Corpus manager (indra_world.service.corpus_manager)

This module allows running one-off assembly on a set of DART records (i.e., reader outputs) into a ‘seed corpus’ that can be dumped on S3 for loading into CauseMos.

class indra_world.service.corpus_manager.CorpusManager(db_url, dart_records, corpus_id, metadata, dart_client=None, tenant=None, ontology=None)[source]

Corpus manager class allowing running assembly on a set of DART records.

assemble()[source]

Run assembly on the prepared statements.

This function loads all the prepared statements associated with the corpus and then runs assembly on them.

dump_local(base_folder, causemos_compatible=True)[source]

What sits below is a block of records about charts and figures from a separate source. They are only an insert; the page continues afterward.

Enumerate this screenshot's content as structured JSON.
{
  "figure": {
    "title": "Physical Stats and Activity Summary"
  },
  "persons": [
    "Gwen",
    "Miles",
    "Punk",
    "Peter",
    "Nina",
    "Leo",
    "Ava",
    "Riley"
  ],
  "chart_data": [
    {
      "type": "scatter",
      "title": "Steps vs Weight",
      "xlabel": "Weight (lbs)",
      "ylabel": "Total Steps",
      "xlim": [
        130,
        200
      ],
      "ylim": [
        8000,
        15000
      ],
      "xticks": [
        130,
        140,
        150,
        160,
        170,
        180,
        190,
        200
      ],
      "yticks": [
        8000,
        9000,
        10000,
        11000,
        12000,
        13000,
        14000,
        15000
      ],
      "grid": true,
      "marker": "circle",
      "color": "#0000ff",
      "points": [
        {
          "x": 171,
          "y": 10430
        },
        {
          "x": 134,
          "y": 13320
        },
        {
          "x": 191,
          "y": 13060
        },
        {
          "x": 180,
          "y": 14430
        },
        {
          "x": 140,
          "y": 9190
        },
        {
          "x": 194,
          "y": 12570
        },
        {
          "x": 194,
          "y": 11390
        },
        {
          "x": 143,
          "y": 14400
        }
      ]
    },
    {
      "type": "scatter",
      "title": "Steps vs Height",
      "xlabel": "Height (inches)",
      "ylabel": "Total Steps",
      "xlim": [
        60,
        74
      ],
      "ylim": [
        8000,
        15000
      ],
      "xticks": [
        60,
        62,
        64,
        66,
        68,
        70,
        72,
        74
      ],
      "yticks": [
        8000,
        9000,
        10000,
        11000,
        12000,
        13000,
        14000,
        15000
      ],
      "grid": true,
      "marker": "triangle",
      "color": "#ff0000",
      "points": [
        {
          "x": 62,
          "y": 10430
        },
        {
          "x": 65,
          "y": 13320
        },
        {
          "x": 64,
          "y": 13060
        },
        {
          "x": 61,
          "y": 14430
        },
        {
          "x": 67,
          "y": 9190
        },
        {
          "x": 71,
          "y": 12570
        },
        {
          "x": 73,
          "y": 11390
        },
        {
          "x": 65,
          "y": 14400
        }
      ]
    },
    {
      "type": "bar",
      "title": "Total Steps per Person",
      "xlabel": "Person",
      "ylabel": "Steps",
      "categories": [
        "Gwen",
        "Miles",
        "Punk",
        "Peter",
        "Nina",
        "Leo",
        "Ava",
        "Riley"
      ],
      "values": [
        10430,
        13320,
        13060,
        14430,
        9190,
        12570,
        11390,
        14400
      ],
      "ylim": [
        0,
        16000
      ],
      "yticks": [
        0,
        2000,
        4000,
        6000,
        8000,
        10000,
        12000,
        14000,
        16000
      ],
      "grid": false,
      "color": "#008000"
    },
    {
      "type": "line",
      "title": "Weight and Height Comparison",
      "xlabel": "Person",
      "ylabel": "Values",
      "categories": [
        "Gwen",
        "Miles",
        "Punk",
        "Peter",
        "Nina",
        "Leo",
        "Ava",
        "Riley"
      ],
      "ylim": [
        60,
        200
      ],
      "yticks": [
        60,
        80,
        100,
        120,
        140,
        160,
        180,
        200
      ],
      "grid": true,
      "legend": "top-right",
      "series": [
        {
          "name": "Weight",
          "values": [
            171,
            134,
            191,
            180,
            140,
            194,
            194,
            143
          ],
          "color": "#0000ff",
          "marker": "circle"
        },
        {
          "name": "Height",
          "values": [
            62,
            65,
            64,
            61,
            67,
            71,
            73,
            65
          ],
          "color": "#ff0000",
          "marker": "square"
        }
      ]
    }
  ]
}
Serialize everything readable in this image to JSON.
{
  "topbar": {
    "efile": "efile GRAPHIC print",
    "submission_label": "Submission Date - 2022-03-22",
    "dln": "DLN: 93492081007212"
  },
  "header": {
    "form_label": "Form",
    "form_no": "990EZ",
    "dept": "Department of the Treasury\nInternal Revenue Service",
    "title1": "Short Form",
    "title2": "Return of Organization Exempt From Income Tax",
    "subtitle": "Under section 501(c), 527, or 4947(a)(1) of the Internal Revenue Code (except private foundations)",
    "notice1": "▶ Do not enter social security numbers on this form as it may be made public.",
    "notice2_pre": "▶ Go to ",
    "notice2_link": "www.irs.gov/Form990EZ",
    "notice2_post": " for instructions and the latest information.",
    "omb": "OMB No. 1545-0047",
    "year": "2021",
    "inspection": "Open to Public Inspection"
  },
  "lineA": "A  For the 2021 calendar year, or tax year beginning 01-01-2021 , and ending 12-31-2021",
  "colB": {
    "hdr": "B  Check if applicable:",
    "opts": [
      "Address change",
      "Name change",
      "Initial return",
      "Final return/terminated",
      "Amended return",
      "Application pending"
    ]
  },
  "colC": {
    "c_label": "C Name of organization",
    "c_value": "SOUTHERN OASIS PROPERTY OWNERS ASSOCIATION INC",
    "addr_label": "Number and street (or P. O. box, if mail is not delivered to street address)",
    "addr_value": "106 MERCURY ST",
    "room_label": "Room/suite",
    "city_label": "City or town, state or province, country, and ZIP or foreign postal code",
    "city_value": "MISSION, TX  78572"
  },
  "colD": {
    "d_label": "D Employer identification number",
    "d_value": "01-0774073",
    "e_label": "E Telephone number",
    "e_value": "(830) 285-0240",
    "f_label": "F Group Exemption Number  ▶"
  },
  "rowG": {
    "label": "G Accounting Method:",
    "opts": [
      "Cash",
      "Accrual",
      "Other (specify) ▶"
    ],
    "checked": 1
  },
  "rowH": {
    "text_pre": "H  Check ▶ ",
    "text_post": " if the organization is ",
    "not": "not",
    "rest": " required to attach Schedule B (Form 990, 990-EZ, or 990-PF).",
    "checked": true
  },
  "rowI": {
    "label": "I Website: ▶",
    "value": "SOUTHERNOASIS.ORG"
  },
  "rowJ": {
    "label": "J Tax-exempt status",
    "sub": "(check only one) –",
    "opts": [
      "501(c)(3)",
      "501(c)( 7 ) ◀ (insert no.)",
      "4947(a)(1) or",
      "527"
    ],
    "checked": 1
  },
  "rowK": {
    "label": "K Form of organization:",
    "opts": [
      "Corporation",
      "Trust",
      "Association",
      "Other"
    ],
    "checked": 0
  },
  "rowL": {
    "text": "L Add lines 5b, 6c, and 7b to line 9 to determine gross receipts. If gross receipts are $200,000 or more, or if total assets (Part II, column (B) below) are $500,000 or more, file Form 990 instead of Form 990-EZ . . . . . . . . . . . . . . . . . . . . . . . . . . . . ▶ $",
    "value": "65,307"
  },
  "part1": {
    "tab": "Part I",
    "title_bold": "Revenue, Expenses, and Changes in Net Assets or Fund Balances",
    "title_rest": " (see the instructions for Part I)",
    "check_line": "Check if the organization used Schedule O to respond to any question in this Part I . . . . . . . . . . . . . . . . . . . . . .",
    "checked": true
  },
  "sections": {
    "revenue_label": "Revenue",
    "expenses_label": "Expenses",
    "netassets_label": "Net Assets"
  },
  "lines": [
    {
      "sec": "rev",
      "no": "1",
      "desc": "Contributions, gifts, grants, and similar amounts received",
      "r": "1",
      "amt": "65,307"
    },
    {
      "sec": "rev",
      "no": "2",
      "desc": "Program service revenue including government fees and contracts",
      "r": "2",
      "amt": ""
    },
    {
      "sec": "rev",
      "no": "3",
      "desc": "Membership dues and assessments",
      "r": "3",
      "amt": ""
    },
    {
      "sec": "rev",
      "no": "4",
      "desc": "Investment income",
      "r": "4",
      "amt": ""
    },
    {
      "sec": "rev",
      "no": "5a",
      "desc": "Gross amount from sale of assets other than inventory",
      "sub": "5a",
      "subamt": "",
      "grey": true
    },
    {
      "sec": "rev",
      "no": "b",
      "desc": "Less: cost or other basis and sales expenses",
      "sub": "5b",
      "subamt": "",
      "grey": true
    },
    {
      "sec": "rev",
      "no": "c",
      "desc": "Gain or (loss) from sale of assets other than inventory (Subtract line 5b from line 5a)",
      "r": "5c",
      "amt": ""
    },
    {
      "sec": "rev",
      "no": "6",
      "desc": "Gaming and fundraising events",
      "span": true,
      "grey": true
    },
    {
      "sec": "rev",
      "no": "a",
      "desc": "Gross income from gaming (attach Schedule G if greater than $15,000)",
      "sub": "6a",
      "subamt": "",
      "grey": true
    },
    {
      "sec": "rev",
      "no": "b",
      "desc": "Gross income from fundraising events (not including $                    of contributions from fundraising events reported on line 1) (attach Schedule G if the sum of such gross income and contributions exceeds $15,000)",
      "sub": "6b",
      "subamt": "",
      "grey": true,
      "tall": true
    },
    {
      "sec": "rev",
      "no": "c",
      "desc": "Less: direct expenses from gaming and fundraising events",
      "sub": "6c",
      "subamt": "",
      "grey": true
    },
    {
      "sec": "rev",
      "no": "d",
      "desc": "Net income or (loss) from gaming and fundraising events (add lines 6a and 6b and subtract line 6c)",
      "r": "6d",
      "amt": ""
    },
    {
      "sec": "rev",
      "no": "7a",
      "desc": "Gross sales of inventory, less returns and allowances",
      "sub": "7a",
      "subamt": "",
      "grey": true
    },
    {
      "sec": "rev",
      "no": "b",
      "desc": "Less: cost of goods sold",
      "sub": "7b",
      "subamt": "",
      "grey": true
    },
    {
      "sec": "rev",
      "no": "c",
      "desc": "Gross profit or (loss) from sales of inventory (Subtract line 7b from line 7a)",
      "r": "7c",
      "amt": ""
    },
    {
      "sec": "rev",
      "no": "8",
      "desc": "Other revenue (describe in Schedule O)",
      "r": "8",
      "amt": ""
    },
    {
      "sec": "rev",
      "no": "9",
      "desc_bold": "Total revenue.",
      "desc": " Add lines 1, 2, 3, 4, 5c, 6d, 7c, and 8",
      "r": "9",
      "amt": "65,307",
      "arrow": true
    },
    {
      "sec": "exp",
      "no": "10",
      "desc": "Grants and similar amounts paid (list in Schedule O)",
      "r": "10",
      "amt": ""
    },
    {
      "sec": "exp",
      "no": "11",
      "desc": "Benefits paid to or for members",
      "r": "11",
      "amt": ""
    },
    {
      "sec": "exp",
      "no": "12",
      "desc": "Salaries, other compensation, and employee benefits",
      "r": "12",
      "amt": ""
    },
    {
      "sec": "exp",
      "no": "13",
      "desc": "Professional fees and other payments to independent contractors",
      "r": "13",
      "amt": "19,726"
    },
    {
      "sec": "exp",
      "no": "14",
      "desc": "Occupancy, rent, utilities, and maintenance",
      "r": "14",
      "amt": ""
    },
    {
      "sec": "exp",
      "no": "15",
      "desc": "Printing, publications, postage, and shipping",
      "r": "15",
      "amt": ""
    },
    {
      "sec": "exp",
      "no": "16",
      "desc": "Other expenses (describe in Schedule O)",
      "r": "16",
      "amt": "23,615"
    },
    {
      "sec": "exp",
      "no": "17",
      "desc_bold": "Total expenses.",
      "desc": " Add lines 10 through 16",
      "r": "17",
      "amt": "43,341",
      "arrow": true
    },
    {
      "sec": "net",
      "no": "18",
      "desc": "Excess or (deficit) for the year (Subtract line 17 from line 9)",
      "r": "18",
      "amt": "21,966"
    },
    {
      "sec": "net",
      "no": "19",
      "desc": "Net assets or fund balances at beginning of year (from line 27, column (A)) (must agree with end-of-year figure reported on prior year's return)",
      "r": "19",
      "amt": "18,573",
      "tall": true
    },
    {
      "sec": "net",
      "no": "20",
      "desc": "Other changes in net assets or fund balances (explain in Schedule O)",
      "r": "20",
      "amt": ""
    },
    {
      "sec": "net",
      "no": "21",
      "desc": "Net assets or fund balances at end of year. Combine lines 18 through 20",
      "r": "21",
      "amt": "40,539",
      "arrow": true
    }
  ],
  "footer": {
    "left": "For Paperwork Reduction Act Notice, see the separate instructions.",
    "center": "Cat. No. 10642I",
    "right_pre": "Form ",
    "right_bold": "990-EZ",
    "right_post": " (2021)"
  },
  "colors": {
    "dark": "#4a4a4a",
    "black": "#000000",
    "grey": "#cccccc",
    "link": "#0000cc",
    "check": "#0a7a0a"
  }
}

Dump assembled corpus into local files.

dump_s3()[source]

Dump assembled corpus onto S3.

prepare(records_exist=False)[source]

Run the preprocessing pipeline on statements.

This function adds the new corpus to the DB, adds records to the new corpus, then processes the reader outputs for those records into statements, preprocesses the statements, and then stores these prepared statements in the DB.

indra_world.service.corpus_manager.download_corpus(corpus_id, fname)[source]

Download a given corpus of assembled statements from S3.

Parameters:
  • corpus_id (str) – The ID of the corpus.

  • fname (str) – The file in which the downloaded corpus should be written.

Return type:

None

indra_world.service.corpus_manager.get_corpus_index()[source]

Return the corpus index as a list of tuples with corpus IDs and dates.